29 CMRO2 Quantification in Human Brain with Direct 17O-MRI: Profile Likelihood Analysis for Optimization of Temporal Resolution - permission withheld
Dmitry Kurzhunov, Robert Borowiak, Ali Özen, Michael Bock
In this study the temporal resolution of 17O-MRI protocols for quantification of the cerebral metabolic rate of oxygen consumption (CMRO2) in human brain were optimized using the profile likelihood (PL) method. For this, retrospective analysis of the influence of temporal resolution on the CMRO2 values and their PL-based confidence intervals (CI) was performed. Dynamic 17O-MRI was implemented with a 3D golden-angle radial acquisition during and after inhalation of 17O gas. The results showed that 17O-MRI data acquired at a temporal resolution 120≤Δt≤165 seconds gave identifiable CMRO2 values of 0.82-1.18/0.92-1.42 µmol/gtissue/min in WM/GM brain regions. 
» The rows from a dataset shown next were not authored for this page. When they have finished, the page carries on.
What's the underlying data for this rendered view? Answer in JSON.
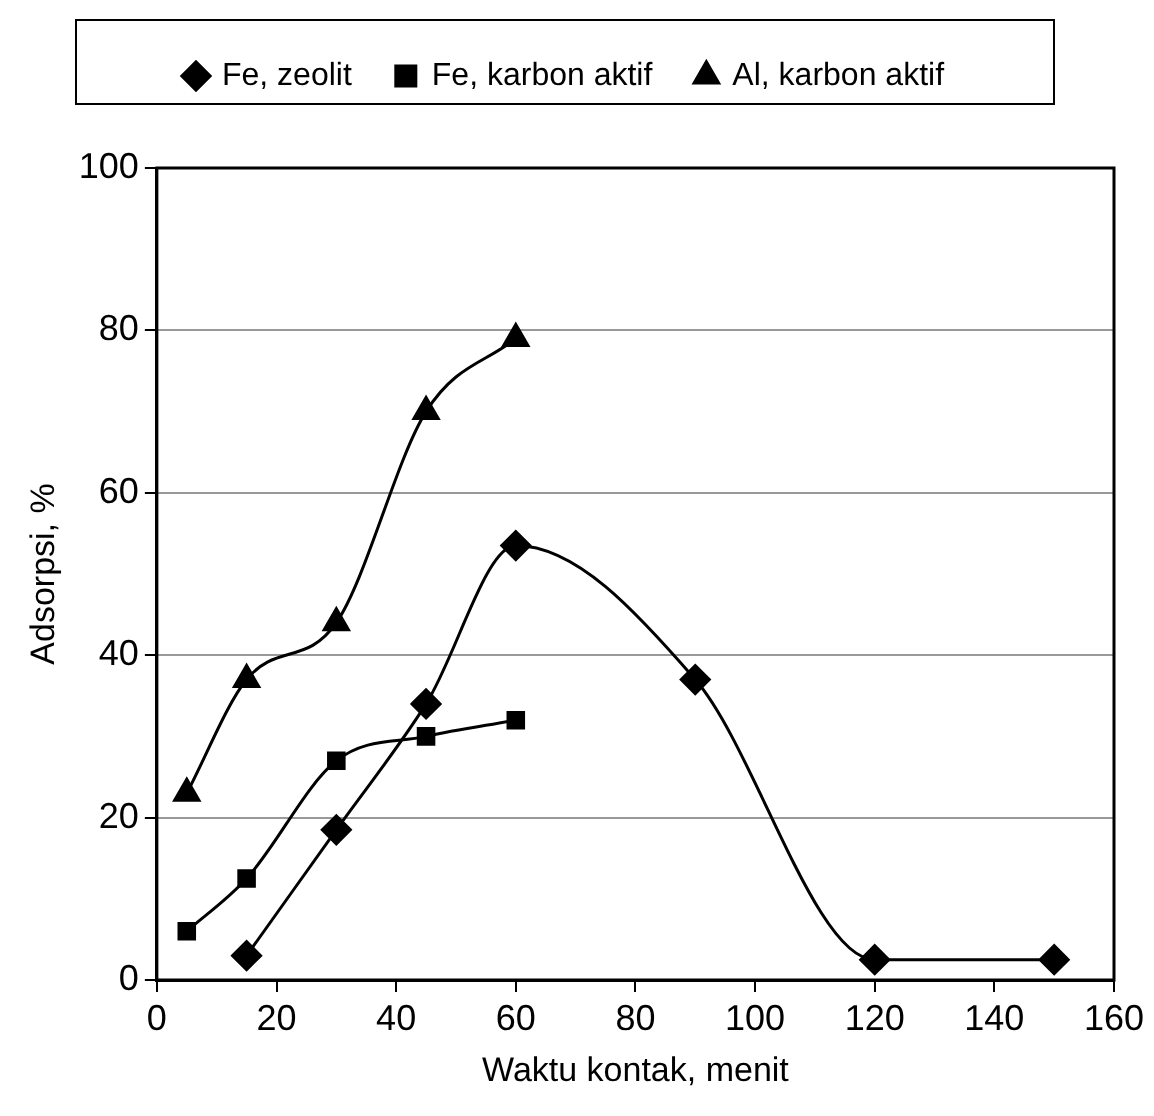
{
  "chart_data": {
    "type": "line",
    "xlabel": "Waktu kontak, menit",
    "ylabel": "Adsorpsi, %",
    "xlim": [
      0,
      160
    ],
    "xticks": [
      0,
      20,
      40,
      60,
      80,
      100,
      120,
      140,
      160
    ],
    "ylim": [
      0,
      100
    ],
    "yticks": [
      0,
      20,
      40,
      60,
      80,
      100
    ],
    "grid": "y",
    "legend": "top",
    "series": [
      {
        "name": "Fe, zeolit",
        "color": "#000000",
        "marker": "diamond",
        "x": [
          15,
          30,
          45,
          60,
          90,
          120,
          150
        ],
        "values": [
          3,
          18.5,
          34,
          53.5,
          37,
          2.5,
          2.5
        ]
      },
      {
        "name": "Fe, karbon aktif",
        "color": "#000000",
        "marker": "square",
        "x": [
          5,
          15,
          30,
          45,
          60
        ],
        "values": [
          6,
          12.5,
          27,
          30,
          32
        ]
      },
      {
        "name": "Al, karbon aktif",
        "color": "#000000",
        "marker": "triangle",
        "x": [
          5,
          15,
          30,
          45,
          60
        ],
        "values": [
          23,
          37,
          44,
          70,
          79
        ]
      }
    ]
  }
}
30 Region-Specific Effects of AMP-Activated Protein Kinase on the Neurochemical Profiles of the Hippocampus and Midbrain in Mice
Ivan Tkac, Biplab Dasgupta, Raghavendra Rao
Adenosine monophosphate-activated protein kinase (AMPK) is an evolutionarily conserved signaling molecule essential for cellular energy balance. AMPK senses metabolic stress and integrates diverse physiological signals to restore energy balance. Its role in the normal brain development is not well understood. The purpose of this study was to assess whether neurochemical profiles of developing mouse brain are affected by knocking out of AMPK enzyme in a region-specific manner. Observed changes in metabolite levels (Lac, Glu) indicate reduced energy metabolism in AMPK knockout mice relative to WT controls. In addition, changes in myo-Ins suggest osmotic stress.